Final Answer:
The volume of oxygen collected is 0.154 liters.
Step-by-step explanation:
The electrolysis of water is a redox reaction that produces oxygen and hydrogen gas according to the following equation:
2H2O(l) → 2H2(g) + O2(g)
At standard temperature and pressure (STP), one mole of any gas occupies a volume of 22.4 liters. Therefore, to find the volume of oxygen collected, we need to determine the number of moles of oxygen produced.
The number of moles of oxygen produced can be calculated using the following formula:
n = V / Vm
where:
n is the number of moles of gas
V is the volume of gas (in liters)
Vm is the molar volume of gas (in liters/mol)

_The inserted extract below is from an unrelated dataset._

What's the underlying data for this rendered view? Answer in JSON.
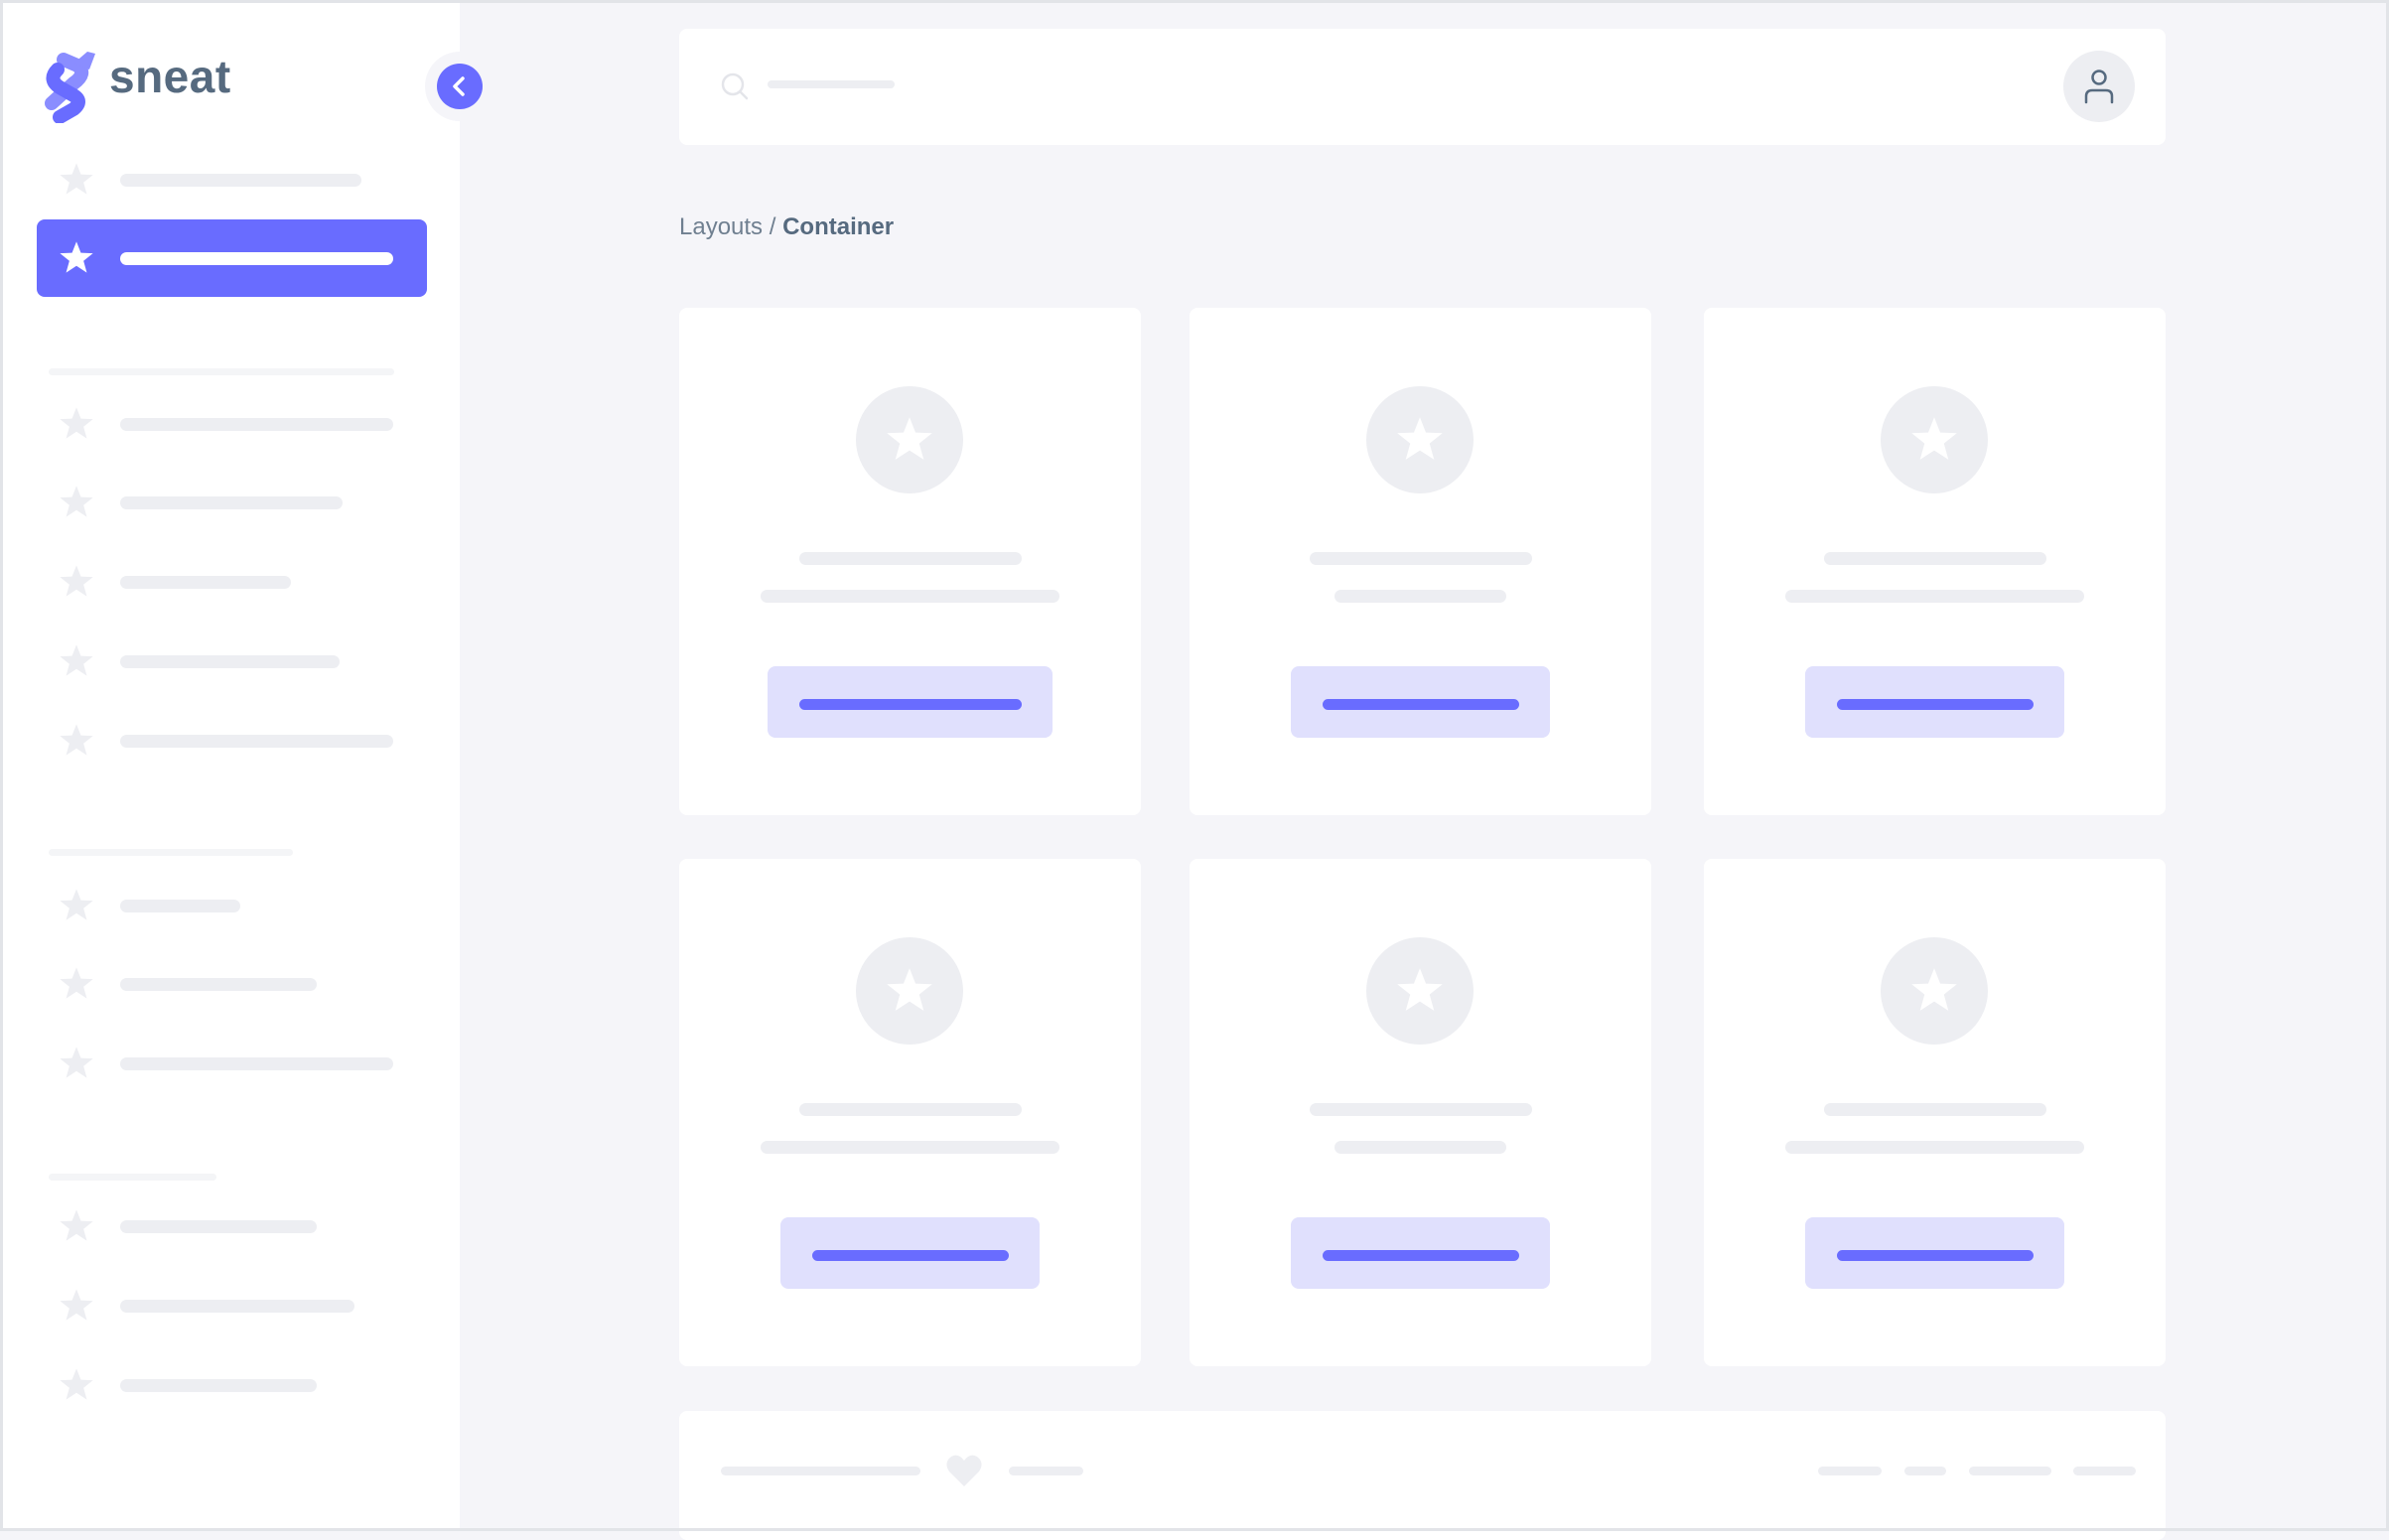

At STP, Vm = 22.4 L/mol. We are given that the volume of water used is 129 ml, which is equivalent to 0.129 liters. Substituting these values into the formula, we get:
n = 0.129 L / 22.4 L/mol = 0.00576 moles of oxygen
We are also given that the temperature of the oxygen gas is 28°C. To convert this to Kelvin, we add 273.15 to the Celsius temperature:
T = 28°C + 273.15 = 301.15 K
We are also given that the pressure of the oxygen gas is 98 kPa. We need to convert this to atmospheres (atm) because the molar volume of a gas is defined at STP, which is 1 atm and 273.15 K.
1 atm = 101.325 kPa
Therefore, 98 kPa is equivalent to:
98 kPa / 101.325 kPa/atm = 0.969 atm
Now we can calculate the molar volume of oxygen gas at the given temperature and pressure using the ideal gas law:
PV = nRT
where:
P is the pressure (in atm)
V is the volume (in liters)
n is the number of moles of gas
R is the ideal gas constant (0.08206 L·atm/mol·K)
T is the temperature (in Kelvin)
Solving for V, we get:
V = nRT / P = (0.00576 moles) × (0.08206 L·atm/mol·K) × (301.15 K) / (0.969 atm) = 0.154 L
Therefore, the volume of oxygen collected is 0.154 liters.